Publisher's full text
Björn Lyxell
Björn Lidestam

Purpose: To examine how road users with different degree of hearing loss experience safety and mobility in transport situations, compared to road users with normal hearing.

Methods: A questionnaire study was conducted with participants recruited from the local branch of The Swedish hard of hearing society. A normal hearing control group, matched on age, gender and geographical location, was selected from a commercial database. The response rate was 35% (n = 194) in the group with Hearing Loss (HL) and 42% (n = 125) in the group with Normal Hearing (NH). The individuals with hearing loss were grouped into four groups according to the degree of their hearing loss (mild, moderate, severe and profound).

Results: Hearing loss affected some specific aspects regarding transport situations, while others remained unaffected. Individuals with hearing loss were not as likely to have a driving license, but for those who have, hearing loss had no effect on mileage per year. Loss of hearing had an effect on criteria for choosing mode of transportation, but in the aggregate, no difference between the groups could be shown in the distribution of how much each mode of transportation was used. With a few exceptions, hearing loss did not affect the ratings of importance of hearing for different transportation modes. Hearing loss affected most questions regarding hearing and driver abilities, while avoidance of specific traffic situations was not associated with hearing loss. Hearing loss had only minor effects on the factors causing inattention when driving, and on the interest in a warning system for driver inattention. The interest in a warning system for driver inattention was high regardless of hearing category.
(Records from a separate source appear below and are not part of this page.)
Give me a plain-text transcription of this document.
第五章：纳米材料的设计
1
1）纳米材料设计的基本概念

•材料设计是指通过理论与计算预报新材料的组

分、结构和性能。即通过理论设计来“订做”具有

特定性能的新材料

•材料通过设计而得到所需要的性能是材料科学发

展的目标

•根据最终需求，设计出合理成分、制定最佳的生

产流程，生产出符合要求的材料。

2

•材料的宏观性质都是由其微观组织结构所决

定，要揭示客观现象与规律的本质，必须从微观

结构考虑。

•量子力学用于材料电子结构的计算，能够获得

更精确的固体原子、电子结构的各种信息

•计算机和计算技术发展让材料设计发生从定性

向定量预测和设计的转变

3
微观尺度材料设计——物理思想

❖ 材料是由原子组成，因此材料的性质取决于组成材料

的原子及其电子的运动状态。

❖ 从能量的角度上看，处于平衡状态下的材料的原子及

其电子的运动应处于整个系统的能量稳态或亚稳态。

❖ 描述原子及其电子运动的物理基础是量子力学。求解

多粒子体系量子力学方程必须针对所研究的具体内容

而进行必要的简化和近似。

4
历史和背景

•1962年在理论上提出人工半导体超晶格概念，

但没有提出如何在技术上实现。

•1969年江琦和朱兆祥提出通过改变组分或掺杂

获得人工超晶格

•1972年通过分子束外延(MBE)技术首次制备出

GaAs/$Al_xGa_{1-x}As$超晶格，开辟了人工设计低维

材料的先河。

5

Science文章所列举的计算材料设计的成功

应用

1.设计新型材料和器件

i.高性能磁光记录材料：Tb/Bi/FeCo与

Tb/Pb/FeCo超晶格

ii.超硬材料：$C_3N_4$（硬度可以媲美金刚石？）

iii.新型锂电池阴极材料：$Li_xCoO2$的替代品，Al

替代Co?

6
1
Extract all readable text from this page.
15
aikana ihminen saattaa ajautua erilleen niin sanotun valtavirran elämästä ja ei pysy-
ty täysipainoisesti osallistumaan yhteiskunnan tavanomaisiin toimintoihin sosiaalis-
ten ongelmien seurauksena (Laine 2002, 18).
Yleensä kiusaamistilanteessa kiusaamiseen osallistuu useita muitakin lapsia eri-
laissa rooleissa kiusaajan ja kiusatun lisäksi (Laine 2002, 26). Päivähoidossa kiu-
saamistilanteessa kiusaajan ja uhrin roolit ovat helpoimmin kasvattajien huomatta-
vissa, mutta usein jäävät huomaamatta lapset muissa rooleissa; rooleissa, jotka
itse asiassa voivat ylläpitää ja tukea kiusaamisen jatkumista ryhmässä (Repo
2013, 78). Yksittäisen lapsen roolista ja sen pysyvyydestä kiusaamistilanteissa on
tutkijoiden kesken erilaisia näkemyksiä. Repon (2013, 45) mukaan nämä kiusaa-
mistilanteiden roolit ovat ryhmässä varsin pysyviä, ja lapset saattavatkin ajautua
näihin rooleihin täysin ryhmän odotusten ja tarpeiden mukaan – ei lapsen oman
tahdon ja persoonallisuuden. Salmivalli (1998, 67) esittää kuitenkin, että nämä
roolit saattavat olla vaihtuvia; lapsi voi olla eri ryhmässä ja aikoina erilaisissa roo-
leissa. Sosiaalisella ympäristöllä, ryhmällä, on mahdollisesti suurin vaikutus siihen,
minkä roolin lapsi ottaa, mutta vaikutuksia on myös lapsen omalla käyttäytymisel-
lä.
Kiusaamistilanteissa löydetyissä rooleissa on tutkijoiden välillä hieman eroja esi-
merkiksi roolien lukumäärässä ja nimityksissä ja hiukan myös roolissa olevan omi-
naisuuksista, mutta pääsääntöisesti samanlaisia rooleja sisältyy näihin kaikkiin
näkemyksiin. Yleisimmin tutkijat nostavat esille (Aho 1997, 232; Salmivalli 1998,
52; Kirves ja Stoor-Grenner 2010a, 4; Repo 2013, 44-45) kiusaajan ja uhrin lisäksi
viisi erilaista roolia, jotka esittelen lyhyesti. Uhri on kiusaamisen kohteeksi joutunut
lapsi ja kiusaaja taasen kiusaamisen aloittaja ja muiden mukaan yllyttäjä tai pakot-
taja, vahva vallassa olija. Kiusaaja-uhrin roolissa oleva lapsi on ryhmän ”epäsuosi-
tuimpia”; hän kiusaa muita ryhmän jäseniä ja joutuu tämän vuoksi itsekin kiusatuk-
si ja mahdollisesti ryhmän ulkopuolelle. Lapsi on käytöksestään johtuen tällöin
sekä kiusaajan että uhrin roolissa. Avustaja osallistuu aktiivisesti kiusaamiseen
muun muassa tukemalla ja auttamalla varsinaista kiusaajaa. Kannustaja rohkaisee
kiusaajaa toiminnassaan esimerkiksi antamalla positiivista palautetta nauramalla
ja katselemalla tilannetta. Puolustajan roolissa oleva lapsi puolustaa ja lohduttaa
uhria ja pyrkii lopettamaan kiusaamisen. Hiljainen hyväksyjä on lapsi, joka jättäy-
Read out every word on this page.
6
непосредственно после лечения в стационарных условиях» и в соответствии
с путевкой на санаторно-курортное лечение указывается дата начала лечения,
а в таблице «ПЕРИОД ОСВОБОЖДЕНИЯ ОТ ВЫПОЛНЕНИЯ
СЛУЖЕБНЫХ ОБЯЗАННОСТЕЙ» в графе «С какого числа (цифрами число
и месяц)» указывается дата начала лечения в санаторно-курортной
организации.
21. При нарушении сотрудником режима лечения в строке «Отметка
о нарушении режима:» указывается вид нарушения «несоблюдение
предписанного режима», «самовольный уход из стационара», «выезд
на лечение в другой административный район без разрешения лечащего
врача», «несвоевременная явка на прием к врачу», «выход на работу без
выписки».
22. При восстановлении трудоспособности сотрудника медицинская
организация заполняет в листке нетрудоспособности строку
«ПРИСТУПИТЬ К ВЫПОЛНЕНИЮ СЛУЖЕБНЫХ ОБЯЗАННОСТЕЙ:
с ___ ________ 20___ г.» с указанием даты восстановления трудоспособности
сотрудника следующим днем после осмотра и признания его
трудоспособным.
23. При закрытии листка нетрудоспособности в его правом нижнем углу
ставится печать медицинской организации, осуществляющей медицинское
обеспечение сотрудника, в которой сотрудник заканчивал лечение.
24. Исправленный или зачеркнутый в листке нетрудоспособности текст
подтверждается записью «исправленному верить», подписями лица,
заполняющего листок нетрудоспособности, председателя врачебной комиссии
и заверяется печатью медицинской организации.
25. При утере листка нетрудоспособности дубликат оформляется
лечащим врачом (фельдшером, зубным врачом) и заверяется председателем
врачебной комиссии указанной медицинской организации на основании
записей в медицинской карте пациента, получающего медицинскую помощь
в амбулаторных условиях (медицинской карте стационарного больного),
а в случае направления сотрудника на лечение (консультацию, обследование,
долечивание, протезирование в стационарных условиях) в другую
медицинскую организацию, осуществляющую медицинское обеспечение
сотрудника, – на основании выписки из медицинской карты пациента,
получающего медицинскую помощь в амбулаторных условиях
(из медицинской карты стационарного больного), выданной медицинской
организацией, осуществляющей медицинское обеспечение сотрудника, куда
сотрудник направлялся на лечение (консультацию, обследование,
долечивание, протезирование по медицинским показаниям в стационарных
Conclusions: Hearing loss influences the prevalence of driving license and criteria for choosing mode of transportation, however has no effect on the distribution of how much each mode of transportation was used. In general, in this study, respondents with higher degree of hearing loss were less concerned about the effect of hearing loss, indicating that they might be using coping strategies. The interest in warning system for inattention and the attitude towards strengthening of auditory information in traffic situations is high regardless of hearing category. This suggests further research on coping strategies and on design of support systems accessible for drivers with hearing loss.